The synth/goth/pop duo of Miracle, which consists of singer Daniel O’Sullivan(Ulver, Sunn O))), Guapo) and keyboardist Steve Moore(Zombi and of great film scores), mined early 80s alternative on their first album Mercury back in 2013. If you grew up pining for lost love listening to albums like This Mortal Coil’s Filigree & Shadow and Depeche Mode’s Music For The Masses, then Mercury hit a very particular nerve with you(as it did me.)
Legend has it that Zombi and Guapo toured together in 2006 and one evening Moore and O’Sullivan indulged in some psychotropic drugs. After communicating telepathically they decided to make music together. It took nearly 7 years, but they did find each other again and put out their debut in 2013(as well as switching from psychic connections to Verizon.) Over four years later Steve Moore and Daniel O’Sullivan have returned with their second Miracle album called The Strife Of Love In A Dream. It seems these two have gone back to capture that feeling of their psychotropic mind meld, as this record is far more experimental and out there than Mercury was. It still has all the vibes of those dance-y 80s Goth bands, but with a little more emphasis on spaced-out bliss.
The first thing to hit your ears is “The Parsifal Gate”. It’s an absolute galactic freak out of a track. There are some serious Zombi vibes as the song opens(much more than there ever was on that debut record.) O’Sullivan uses his baritone voice like some galactic being. He’s tapping into some Gregorian Chant vibes along with psychedelic overtones. The synth and drums push along hard like an Escape Velocity b-side. It’s a pretty out there track, but in the best way possible. “Light Mind” has a Depeche Mode vibe, but with Miracle’s twist on their sound. “Night Sides” changes things up considerably. Darkly lit with distant synths and rumbling percussion that sounds like it’s coming from some ancient cavern, O’Sullivan’s Sunn O))) chops come into good use here. This track is all distant lights, dystopian dreams, and LSD-prompted spiritual journeys. “Sulfer” has the sound of some lost 80s soundtrack theme.

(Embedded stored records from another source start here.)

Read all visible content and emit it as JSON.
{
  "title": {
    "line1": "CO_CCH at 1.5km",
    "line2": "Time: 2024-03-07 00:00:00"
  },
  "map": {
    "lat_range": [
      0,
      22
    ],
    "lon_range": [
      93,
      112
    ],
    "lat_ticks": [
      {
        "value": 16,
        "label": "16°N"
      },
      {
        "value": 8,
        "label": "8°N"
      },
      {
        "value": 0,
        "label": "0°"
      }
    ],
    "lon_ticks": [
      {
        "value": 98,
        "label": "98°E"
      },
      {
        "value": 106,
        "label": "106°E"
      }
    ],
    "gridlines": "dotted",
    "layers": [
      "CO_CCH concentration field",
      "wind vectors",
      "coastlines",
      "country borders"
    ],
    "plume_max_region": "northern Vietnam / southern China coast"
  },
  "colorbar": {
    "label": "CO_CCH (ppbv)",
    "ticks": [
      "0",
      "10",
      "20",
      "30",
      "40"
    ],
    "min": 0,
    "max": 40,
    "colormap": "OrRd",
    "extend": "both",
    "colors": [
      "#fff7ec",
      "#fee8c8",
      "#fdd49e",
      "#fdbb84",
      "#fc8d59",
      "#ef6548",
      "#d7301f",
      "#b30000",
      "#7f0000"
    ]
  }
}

Moore keeps things moodier when scoring films, so hearing something as wistful as this is a welcomed change. Of course his Zombi pal/drummer extraordinaire A.E. Paterra does a tasteful job on the percussion side.
The thing that strikes me about The Strife Of Love In A Dream is that it feels so open to new ideas. Miracle could’ve easily come back with another Depeche Mode-loving LP and I’d a been happy with that. But instead of doing something familiar and safe Moore and O’Sullivan took four years to create something unique, adventurous, and at times out there. Tracks like “The Seventeen Nineties” , “Dreamours” and album closer “Angelix” aren’t safe bets. They’re expanding on the familiar and making something new and exciting.
Miracle have made a solid follow up to a solid debut. The Strife Of Love In A Dream captures the best of early 80s synth pop and pushes it into new artistic directions. Steve Moore and Daniel O’Sullivan seem to have locked in together psychically once again. This time no psychotropics required. I mean, unless you want ’em. I’m not judging.